The physician may inject lidocaine (usually combined with a steroid) into the bursa, and if there is an improved range of motion and decrease in pain, this is considered a positive “Impingement Test”.

Impingement syndrome can usually be diagnosed by history and physical exam. On physical exam, the physician may twist or elevate the patient’s arm to test for reproducible pain through some special tests.These tests helps localize the pathology to the rotator cuff, which are –

  1. Neer test
  2. Hawkins-Kennedy test
Hawkins-Kennedy Test

However, they are not specific for impingement. Neer sign may also be seen with subacromial bursitis.


Impingement syndrome is usually treated conservatively, but sometimes it is treated with arthroscopic surgery or open surgery. Conservative treatment includes –

  • Rest : to allow the inflammation to settle
  • Analgesics such as NSAIDs – naprosyn 250mg three times daily with food.
  • Injection of corticosteroid with local anesthetic into the subacromial bursa or the supraspinatus tendon itself will help (though there may be an increase in discomfort in the first 48 hours).
  • Physical therapy

Surgical Treatment

A number of surgical interventions are available, depending on the nature and location of the pathology.

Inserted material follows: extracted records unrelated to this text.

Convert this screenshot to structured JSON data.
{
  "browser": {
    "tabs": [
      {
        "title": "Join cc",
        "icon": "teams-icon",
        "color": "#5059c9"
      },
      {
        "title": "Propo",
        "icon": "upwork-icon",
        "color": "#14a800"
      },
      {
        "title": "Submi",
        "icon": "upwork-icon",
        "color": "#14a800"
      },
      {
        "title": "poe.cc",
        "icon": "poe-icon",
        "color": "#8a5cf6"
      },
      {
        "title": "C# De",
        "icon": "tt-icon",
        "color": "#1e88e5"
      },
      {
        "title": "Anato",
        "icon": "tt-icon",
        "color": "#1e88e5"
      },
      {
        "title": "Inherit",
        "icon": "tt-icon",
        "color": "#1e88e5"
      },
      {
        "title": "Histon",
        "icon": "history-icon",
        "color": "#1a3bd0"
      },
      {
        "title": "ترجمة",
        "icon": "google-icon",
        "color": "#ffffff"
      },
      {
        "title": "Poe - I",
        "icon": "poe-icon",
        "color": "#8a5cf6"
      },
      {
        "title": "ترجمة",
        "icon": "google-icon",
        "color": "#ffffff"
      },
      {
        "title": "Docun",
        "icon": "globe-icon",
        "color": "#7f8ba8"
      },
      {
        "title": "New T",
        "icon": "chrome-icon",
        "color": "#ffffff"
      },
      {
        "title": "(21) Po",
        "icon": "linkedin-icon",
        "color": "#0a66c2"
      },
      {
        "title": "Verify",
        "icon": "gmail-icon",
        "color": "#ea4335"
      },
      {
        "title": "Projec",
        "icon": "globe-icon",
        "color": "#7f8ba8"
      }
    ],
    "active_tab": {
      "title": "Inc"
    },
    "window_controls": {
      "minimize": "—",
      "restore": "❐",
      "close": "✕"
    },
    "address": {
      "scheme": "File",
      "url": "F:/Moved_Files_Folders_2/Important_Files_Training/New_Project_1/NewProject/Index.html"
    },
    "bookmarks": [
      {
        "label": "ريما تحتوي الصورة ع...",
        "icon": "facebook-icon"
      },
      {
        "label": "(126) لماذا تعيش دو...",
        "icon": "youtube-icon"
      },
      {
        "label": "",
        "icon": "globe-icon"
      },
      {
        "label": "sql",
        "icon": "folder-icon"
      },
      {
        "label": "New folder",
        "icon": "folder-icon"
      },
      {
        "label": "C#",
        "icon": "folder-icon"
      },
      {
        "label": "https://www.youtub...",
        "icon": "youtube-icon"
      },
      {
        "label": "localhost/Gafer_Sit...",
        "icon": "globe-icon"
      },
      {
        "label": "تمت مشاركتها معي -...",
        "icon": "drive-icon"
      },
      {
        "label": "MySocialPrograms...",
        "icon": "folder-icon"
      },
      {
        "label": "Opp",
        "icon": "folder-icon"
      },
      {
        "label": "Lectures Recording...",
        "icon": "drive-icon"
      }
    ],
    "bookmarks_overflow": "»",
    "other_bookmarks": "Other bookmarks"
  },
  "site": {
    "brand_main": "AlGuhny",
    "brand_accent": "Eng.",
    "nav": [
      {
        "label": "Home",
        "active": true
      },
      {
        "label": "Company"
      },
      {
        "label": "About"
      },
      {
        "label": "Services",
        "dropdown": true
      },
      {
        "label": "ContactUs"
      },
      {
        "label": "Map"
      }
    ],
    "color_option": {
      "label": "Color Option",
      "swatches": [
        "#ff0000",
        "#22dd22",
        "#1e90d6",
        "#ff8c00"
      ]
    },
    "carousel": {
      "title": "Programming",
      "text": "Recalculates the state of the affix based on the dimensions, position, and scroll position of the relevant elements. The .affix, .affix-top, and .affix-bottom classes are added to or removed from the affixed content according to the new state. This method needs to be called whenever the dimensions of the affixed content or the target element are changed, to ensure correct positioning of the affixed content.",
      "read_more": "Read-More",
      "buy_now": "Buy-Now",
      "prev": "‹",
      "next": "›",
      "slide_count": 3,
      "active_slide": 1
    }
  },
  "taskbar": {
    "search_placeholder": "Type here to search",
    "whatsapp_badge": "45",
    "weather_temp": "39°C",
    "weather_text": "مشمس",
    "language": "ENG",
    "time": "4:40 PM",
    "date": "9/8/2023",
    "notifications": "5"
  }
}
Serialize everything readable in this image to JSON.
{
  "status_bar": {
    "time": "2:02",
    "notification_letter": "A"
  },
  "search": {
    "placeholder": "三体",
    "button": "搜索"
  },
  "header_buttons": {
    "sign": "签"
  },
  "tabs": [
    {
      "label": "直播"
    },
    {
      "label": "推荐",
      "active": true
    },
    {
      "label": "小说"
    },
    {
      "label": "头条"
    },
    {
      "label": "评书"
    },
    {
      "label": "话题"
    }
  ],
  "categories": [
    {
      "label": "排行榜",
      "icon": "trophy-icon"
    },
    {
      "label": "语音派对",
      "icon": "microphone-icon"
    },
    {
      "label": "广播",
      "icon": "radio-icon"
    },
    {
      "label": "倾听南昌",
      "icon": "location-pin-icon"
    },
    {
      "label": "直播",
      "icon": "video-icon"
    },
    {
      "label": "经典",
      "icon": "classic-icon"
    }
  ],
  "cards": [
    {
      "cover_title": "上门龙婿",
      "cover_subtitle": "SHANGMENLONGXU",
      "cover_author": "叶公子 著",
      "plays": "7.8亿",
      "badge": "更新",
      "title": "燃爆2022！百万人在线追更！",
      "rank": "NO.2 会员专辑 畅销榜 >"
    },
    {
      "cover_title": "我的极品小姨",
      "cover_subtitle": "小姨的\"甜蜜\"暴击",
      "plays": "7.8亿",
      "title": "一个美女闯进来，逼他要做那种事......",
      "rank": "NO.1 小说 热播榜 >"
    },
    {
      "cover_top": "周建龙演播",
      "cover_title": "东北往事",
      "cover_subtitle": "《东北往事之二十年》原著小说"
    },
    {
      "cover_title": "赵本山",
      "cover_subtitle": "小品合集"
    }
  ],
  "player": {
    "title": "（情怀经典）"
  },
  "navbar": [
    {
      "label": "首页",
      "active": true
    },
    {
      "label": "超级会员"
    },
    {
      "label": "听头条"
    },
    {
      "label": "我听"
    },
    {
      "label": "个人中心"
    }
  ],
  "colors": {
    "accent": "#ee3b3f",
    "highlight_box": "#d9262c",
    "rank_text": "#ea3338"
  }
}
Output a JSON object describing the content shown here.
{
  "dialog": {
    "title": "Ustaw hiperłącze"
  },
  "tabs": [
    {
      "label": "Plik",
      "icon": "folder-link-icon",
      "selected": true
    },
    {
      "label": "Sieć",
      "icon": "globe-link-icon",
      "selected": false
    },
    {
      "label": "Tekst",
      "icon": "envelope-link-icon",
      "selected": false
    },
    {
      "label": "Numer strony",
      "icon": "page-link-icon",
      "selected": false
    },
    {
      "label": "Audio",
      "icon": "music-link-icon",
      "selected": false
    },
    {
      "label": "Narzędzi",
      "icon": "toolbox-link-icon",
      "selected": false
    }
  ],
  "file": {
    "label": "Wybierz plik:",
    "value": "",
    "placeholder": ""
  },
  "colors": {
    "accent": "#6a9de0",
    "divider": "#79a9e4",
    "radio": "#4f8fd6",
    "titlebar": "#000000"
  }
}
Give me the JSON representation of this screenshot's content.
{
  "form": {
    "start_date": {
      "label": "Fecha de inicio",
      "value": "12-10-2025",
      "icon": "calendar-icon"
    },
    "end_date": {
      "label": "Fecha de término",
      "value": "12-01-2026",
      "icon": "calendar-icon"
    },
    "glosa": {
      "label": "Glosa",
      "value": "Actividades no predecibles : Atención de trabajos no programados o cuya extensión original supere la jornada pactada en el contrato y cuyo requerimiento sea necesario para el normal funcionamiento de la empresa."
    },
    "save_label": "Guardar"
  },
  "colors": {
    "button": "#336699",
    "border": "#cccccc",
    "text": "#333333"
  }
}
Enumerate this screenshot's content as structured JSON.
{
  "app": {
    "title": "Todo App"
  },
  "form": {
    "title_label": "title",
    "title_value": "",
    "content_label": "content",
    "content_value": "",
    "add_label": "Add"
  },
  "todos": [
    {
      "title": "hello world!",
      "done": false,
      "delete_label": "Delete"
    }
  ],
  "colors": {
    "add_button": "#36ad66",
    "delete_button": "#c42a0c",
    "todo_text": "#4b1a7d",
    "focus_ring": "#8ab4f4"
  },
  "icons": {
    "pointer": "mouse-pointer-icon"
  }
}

Surgery may be done arthroscopically or as open surgery.

The impinging structures may be removed in surgery, and the subacromial space may be widened by resection of the distal clavicle through acromioplasty – i.e. re-shaping the acromion and excision of osteophytes on the under-surface of the acromioclavicular joint. Damaged rotator cuff muscles can be surgically repaired.

Physical Therapy

Physical therapy treatments would typically focus at maintaining range of movement, improving posture, strengthening shoulder muscles, and reduction of pain.Patients who present with SIS will have shoulder pain that is exacerbated with overhead activities. Pain will be the patients’ chief complaint and thus relieving pain will initially be the primary goal of physical therapy. Patients with SIS will present with a painful arc of motion (shown to the right). This arc is from 60-120 degrees of shoulder abduction.

For Pain Relief :

Educating the patient on avoiding this painful ROM with repetitive tasks is key to the initial stages of decreasing pain in the shoulder.

  • Ice pack
  • Joint Mobilisation – grade 1&2 glide
  • SWD
  • Ultrasound
  • IFT

For ROM Improvement :

  • Active assisted movement of shoulder joint for 5-7 days
  • Patient has anterior instability and tightness of the posterior capsule. So, performing stretches into IR will allow patients to regain full ROM into IR.
  • Joint Mobilization with PA grade III/IV
Joint mobilization
  • Functional Activities like waeing clothes by own, doing overhead activities and postural education may be needed.
  • Therapeutic Taping

For Strenghenig of muscle :

  • PNF Techniqes for sholder joint – may provide benefits in more functional patterns.
rom exercise















Special Instructions 

Most importantly with patients who are experiencing SIS, avoiding painful activities is the most important instruction. Aggravating the already inflamed, irritated shoulder joint is what must be avoided. Examples of potentially painful positions are:

Instruct the patient to avoid sleeping on the involved shoulder as this will place compressive forces through their shoulder and will exacerbate their pain.
Instruct the patient to avoid repetitive overhead activities outside their pain-free ROM. (i.e. putting groceries away over head, reaching for items in taller closets, hammering nails into the wall above head, lifting children up above their heads).